Russell E. Diethrick Jr. Park is a stadium in Jamestown, New York. It opened in 1941 and holds 3,000 people. Primarily used for baseball, Diethrick Park was home to teams in the New York–Penn League, a short season minor league baseball league, from its opening until 2014. It is also home to the Jamestown Community College baseball team as well as Jamestown High School's baseball team. It also has hosted multiple Babe Ruth League World Series, most recently the 2023 13 Year-Old World Series .

==History==
Built in 1941, Jamestown Municipal Stadium was, at time of the NY-Penn League's departure, the second oldest ballpark in the league; the park replaced a park in Celoron that the NYPL had used in its first two seasons. The stadium is owned by the City of Jamestown. It hosted the Jamestown Falcons of the "Pennsylvania–Ontario–New York League" (PONY League), which was later known as the NY-Penn League. The park was later unofficially known as "College Stadium" after Jamestown Community College relocated its campus right behind the park on Falconer Street in 1961.

On August 9, 1997, the park was renamed Russell E. Diethrick Jr. Park in honor of Jamestown's "Mr. Baseball." It was dedicated to Mr. Diethrick, who has been player, manager, owner, supporter and friend of professional and youth baseball in Jamestown longer than most can remember. Mr. Diethrick is currently the Community Development Officer for Jamestown Savings Bank. He has been an important member of the voluntary Jamestown Jammers Executive Advisory Board.
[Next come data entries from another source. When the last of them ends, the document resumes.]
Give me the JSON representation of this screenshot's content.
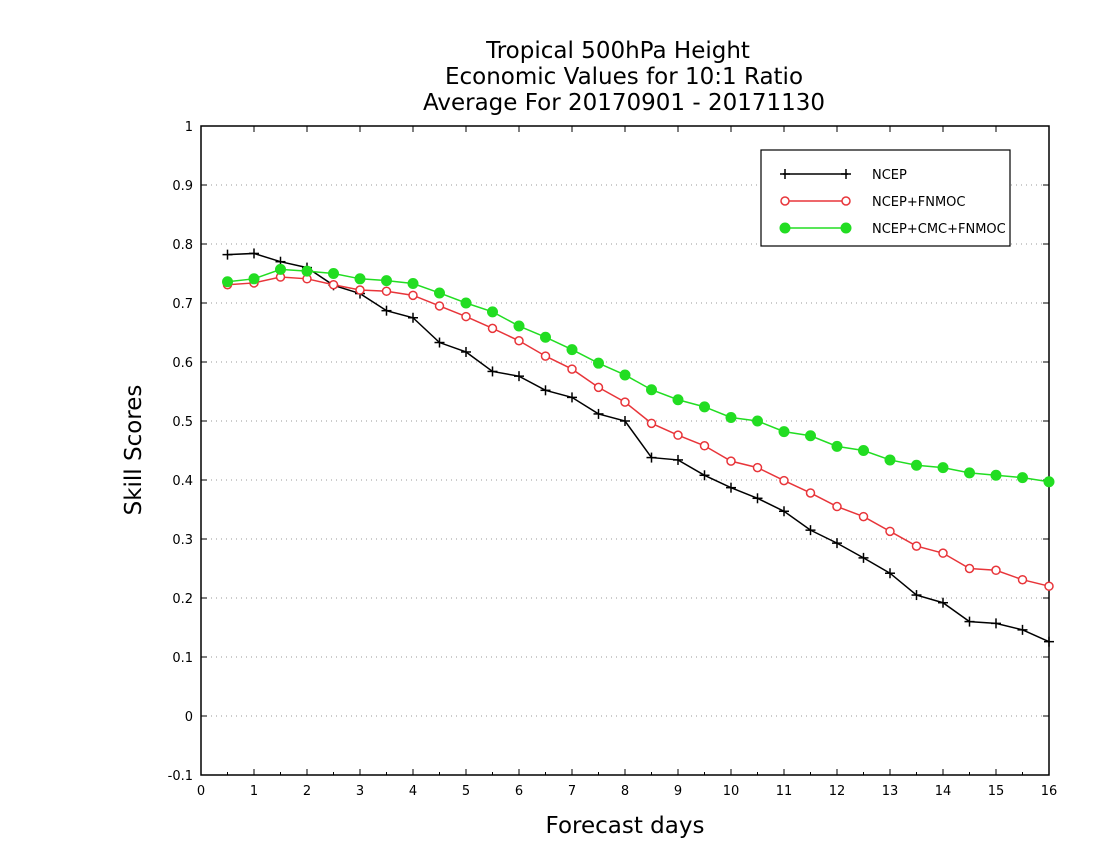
{
  "chart_data": {
    "type": "line",
    "title": [
      "Tropical 500hPa Height",
      "Economic Values for 10:1 Ratio",
      "Average For 20170901 - 20171130"
    ],
    "xlabel": "Forecast days",
    "ylabel": "Skill Scores",
    "xlim": [
      0,
      16
    ],
    "ylim": [
      -0.1,
      1
    ],
    "xticks": [
      0,
      1,
      2,
      3,
      4,
      5,
      6,
      7,
      8,
      9,
      10,
      11,
      12,
      13,
      14,
      15,
      16
    ],
    "xtick_labels": [
      "0",
      "1",
      "2",
      "3",
      "4",
      "5",
      "6",
      "7",
      "8",
      "9",
      "10",
      "11",
      "12",
      "13",
      "14",
      "15",
      "16"
    ],
    "yticks": [
      -0.1,
      0,
      0.1,
      0.2,
      0.3,
      0.4,
      0.5,
      0.6,
      0.7,
      0.8,
      0.9,
      1
    ],
    "ytick_labels": [
      "-0.1",
      "0",
      "0.1",
      "0.2",
      "0.3",
      "0.4",
      "0.5",
      "0.6",
      "0.7",
      "0.8",
      "0.9",
      "1"
    ],
    "grid": "horizontal dotted",
    "legend_position": "top-right",
    "x": [
      0.5,
      1,
      1.5,
      2,
      2.5,
      3,
      3.5,
      4,
      4.5,
      5,
      5.5,
      6,
      6.5,
      7,
      7.5,
      8,
      8.5,
      9,
      9.5,
      10,
      10.5,
      11,
      11.5,
      12,
      12.5,
      13,
      13.5,
      14,
      14.5,
      15,
      15.5,
      16
    ],
    "series": [
      {
        "name": "NCEP",
        "color": "#000000",
        "marker": "plus",
        "values": [
          0.782,
          0.784,
          0.77,
          0.76,
          0.73,
          0.716,
          0.687,
          0.675,
          0.633,
          0.617,
          0.584,
          0.576,
          0.552,
          0.54,
          0.512,
          0.5,
          0.438,
          0.434,
          0.408,
          0.387,
          0.369,
          0.347,
          0.315,
          0.293,
          0.268,
          0.242,
          0.205,
          0.192,
          0.16,
          0.157,
          0.146,
          0.126
        ]
      },
      {
        "name": "NCEP+FNMOC",
        "color": "#e8353a",
        "marker": "open-circle",
        "values": [
          0.731,
          0.734,
          0.744,
          0.741,
          0.731,
          0.722,
          0.72,
          0.713,
          0.695,
          0.677,
          0.657,
          0.636,
          0.61,
          0.588,
          0.557,
          0.532,
          0.496,
          0.476,
          0.458,
          0.432,
          0.421,
          0.399,
          0.378,
          0.355,
          0.338,
          0.313,
          0.288,
          0.276,
          0.25,
          0.247,
          0.231,
          0.22
        ]
      },
      {
        "name": "NCEP+CMC+FNMOC",
        "color": "#22dd22",
        "marker": "filled-circle",
        "values": [
          0.736,
          0.741,
          0.757,
          0.754,
          0.75,
          0.741,
          0.738,
          0.733,
          0.717,
          0.7,
          0.685,
          0.661,
          0.642,
          0.621,
          0.598,
          0.578,
          0.553,
          0.536,
          0.524,
          0.506,
          0.5,
          0.482,
          0.475,
          0.457,
          0.45,
          0.434,
          0.425,
          0.421,
          0.412,
          0.408,
          0.404,
          0.397
        ]
      }
    ]
  }
}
Mr. Diethrick also serves as the Host President of the Jamestown Babe Ruth World Series Committee and a member of the National Board of Directors for Babe Ruth, Inc.

The stadium has undergone numerous renovations in order to modernize. In 2006, a brand new scoreboard and sound system were installed and in 2010 the current press box was renovated.

The Jamestown Jammers took up residence in the city in 1994, immediately after the Montreal Expos moved the city's original NYPL team to Vermont. After 21 consecutive seasons, the NYPL moved the Jammers to Morgantown, West Virginia, at the end of the 2014 season, leaving the city without professional baseball.

The amateur Prospect League, a collegiate summer baseball league, took up residence in the ballpark in 2015; that team was also known as the Jamestown Jammers. The Jammers were replaced by a team in the Perfect Game Collegiate Baseball League the next year, which played another three seasons before the team's owners abruptly shut the team down and left town in October 2018. A replacement team in the PGCBL, originally intended to keep the Jammers name and history, abruptly decided to rename the team the Jamestown Tarp Skunks (after an inside joke in the Jammers organization) prior to the start of the 2020 season.

In 1990, College Stadium was the site of a memorable large-scale stunt by the TV series Candid Camera, in which a catcher for the then-tenant Jamestown Expos was put up to calling pitches with nothing but incomprehensible signs.

Diethrick Park is almost exclusively used for baseball; other venues in Jamestown are better suited for other sports (Strider Field hosts football, and Northwest Arena handles concerts, ice hockey and other indoor events).